Após a decisão da Suprema
Corte, os estados do Alabama, Novo México e de Nebrasca adotaram
mudanças no currículo científico, apresentando
o evolucionismo apenas como uma das possíveis teorias sobre
a vida na Terra. Os estados do Texas, de Ohio, Washington, New Hampshire
e Tennesse adotaram posição similar, incluindo a apresentação
de evidências contradizendo a teoria da evolução,
mas revogaram posteriormente essa última medida. A mudança
mais radical aconteceu em 1999, quando o Conselho de Educação
de Kansas aprovou por seis votos a quatro o currículo padrão
para as escolas públicas do estado, elaborado com o auxílio
da Creation Science Association for Mid-America, excluindo questões
sobre o evolucionismo em provas de admissão e de avaliação
em vários níveis do ensino. Essa medida, segundo os
que defendem o evolucionismo, apesar de não impedir, desestimula
o seu ensino nas escolas de Kansas.
"A controvérsia criação/evolução
não é uma disputa intelectual ou científica,
nem é um conflito entre ciência e religião",
comenta Stanley Weinberg, fundador do primeiro dos 50 comitês
regionais que integram o Centro Nacional para Educação
da Ciência - que conta ainda com cinco representações
no Canadá.
"Basicamente, é uma disputa pelo controle da política
educacional", completa.
Um caso exemplar na controvérsia
No final dos anos 90, uma descoberta de ossos de um Neandertal perto
de Dusserldorf, na Alemanha, suscitou um grande interesse tanto entre
evolucionistas quanto entre criacionistas. Comparando o DNA mitocondrial
do osso do Neandertal com o do homem moderno, pesquisadores evolucionistas
afirmaram que a "linha neandertaliana" divergia da "linha
dos hominídeos", sem contribuir para o DNA do Homo sapiens
moderno. Pesquisadores ligados ao criacionismo questionaram a cientificidade
dos resultados, dizendo que a comparação de uma única
amostra de Neandertal com o valor médio de resultados de 1669
homens modernos não é apropriada do ponto de vista estatístico.
"A anatomia do Neandertal
é essencialmente humana, com o mesmo número de ossos,
o mesmo funcionamento", afirma Dave Phillips, mestre em antropologia
e doutor em paleontologia pela Universidade da Califórnia,
em artigo publicado na Vital Articles on Science Creation.

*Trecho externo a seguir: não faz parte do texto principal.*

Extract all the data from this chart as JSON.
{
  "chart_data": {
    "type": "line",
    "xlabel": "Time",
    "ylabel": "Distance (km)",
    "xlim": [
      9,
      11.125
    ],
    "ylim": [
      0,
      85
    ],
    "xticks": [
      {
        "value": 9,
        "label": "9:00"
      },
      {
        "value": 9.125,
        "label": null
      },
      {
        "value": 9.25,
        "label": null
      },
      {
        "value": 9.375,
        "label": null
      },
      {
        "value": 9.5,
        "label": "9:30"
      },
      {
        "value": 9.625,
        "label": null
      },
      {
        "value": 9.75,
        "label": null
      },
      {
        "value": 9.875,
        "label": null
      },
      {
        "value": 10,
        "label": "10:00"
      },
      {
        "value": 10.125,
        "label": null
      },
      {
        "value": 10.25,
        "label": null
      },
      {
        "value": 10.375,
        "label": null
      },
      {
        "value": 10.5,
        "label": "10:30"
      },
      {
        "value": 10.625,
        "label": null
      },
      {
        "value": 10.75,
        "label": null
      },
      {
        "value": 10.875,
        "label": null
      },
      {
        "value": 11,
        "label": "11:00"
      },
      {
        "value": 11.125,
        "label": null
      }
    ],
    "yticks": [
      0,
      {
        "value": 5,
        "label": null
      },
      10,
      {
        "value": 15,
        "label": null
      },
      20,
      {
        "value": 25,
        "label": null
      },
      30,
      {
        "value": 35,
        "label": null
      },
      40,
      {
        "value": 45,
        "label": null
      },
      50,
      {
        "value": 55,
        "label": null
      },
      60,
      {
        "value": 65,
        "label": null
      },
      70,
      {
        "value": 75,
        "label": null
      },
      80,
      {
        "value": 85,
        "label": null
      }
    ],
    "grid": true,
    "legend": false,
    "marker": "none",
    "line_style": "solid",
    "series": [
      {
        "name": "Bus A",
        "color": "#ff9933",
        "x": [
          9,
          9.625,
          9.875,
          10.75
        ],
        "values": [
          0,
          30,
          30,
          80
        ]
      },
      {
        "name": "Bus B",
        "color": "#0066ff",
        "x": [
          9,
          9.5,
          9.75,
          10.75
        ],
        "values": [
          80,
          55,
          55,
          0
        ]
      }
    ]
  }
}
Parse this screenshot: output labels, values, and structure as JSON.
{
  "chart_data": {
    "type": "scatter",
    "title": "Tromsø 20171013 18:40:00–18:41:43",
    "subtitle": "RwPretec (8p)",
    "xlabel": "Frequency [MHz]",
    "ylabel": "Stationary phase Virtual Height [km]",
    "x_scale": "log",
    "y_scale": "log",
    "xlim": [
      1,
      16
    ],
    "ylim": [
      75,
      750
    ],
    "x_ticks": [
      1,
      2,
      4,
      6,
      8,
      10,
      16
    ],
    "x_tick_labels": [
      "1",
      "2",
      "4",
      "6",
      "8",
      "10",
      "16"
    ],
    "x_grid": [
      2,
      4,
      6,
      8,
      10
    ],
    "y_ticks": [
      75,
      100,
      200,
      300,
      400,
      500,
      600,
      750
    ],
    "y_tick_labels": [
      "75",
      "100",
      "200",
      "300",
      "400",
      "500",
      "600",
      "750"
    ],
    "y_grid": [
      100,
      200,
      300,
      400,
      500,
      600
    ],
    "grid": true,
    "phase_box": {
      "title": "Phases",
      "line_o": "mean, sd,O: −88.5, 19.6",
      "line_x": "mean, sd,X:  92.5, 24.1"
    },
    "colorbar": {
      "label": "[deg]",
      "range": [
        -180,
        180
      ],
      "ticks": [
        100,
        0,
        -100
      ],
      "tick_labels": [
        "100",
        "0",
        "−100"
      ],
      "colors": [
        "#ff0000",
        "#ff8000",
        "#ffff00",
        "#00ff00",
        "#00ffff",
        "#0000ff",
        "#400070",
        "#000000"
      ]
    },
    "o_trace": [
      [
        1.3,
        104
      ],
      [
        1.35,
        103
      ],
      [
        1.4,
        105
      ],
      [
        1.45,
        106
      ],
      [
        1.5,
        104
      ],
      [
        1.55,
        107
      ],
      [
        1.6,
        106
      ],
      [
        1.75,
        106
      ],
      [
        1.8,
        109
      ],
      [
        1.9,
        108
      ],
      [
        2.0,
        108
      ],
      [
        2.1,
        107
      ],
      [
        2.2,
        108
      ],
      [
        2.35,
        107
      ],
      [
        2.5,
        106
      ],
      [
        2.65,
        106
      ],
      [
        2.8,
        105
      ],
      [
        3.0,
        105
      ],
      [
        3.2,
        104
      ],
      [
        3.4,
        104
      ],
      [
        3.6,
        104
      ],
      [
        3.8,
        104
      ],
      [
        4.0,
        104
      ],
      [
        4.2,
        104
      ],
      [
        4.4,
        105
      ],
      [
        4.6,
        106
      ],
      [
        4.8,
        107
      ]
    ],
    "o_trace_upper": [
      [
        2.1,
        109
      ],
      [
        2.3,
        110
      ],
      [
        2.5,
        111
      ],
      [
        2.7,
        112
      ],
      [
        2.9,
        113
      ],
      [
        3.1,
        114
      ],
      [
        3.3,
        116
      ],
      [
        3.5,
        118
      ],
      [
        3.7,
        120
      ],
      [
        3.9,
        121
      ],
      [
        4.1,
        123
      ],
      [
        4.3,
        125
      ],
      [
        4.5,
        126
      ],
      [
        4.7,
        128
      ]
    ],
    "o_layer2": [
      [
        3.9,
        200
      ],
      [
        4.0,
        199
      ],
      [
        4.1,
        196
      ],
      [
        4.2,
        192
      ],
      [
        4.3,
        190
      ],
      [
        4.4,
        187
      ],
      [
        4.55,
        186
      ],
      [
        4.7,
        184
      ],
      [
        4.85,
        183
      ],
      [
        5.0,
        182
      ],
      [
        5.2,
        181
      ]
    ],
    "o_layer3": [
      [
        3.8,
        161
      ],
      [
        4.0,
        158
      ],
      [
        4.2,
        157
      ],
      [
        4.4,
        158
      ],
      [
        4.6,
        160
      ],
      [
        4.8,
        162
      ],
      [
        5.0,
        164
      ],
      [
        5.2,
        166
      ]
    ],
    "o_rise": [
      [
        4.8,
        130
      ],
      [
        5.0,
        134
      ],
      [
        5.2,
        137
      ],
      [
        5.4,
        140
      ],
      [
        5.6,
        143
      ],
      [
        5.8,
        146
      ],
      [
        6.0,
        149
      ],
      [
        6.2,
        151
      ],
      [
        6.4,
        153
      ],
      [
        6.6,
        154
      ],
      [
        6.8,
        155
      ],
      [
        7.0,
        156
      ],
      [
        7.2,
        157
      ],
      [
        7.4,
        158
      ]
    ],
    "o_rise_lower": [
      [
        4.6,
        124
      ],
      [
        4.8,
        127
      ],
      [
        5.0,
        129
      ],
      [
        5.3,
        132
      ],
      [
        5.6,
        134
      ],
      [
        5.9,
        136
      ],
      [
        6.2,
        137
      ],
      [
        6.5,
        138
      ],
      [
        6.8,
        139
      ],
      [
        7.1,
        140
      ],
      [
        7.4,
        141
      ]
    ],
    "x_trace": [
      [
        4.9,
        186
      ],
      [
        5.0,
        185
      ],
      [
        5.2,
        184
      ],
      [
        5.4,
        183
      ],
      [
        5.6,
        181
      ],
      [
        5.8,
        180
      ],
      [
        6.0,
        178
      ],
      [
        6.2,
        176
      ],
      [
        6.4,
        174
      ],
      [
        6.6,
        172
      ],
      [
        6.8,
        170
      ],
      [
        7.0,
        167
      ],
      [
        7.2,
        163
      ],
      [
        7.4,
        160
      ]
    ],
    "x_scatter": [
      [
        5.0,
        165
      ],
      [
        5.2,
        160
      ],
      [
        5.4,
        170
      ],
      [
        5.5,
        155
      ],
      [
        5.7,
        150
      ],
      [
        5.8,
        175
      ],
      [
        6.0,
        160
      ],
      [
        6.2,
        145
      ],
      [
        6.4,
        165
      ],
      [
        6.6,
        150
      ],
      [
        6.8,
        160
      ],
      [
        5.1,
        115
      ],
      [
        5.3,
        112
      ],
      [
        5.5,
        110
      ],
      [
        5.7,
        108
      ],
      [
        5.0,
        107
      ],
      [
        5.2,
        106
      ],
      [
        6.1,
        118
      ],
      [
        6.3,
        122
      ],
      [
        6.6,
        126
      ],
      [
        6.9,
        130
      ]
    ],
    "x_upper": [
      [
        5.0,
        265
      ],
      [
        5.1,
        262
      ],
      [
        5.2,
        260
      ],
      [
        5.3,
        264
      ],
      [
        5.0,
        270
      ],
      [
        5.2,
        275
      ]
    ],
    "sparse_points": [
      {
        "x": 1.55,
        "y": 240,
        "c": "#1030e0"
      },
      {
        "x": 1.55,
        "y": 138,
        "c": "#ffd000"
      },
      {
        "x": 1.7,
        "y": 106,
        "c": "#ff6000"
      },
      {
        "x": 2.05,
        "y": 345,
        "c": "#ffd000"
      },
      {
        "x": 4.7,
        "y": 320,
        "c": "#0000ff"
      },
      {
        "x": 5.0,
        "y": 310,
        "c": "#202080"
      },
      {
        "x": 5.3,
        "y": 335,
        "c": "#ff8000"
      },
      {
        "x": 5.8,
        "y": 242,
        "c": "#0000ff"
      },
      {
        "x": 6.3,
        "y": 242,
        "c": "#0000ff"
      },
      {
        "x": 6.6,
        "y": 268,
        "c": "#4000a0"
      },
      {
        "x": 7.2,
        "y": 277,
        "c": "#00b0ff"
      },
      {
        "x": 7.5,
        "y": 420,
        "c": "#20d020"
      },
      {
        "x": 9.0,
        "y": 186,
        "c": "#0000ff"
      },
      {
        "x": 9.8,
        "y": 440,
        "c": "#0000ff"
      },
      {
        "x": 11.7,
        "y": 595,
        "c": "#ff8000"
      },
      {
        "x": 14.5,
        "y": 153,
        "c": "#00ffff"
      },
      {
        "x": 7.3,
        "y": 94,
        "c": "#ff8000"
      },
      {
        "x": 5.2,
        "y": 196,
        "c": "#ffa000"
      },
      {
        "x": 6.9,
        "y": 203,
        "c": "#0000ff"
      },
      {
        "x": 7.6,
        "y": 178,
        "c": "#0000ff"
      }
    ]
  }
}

Ele reconhece que existem diferenças
no tamanho e na resistência dessa estrutura óssea, mas
diz que elas não são significativas.
"Essas diferenças são
sem importância e podem ser encontradas entre os humanos modernos",
continua.
Phillips menciona no artigo a descoberta
de uma pequena flauta feita a partir do fêmur de um urso, junto
a restos de ossos de Neandertal, uma evidência cultural que
o leva a concluir que "os Neandertais eram humanos".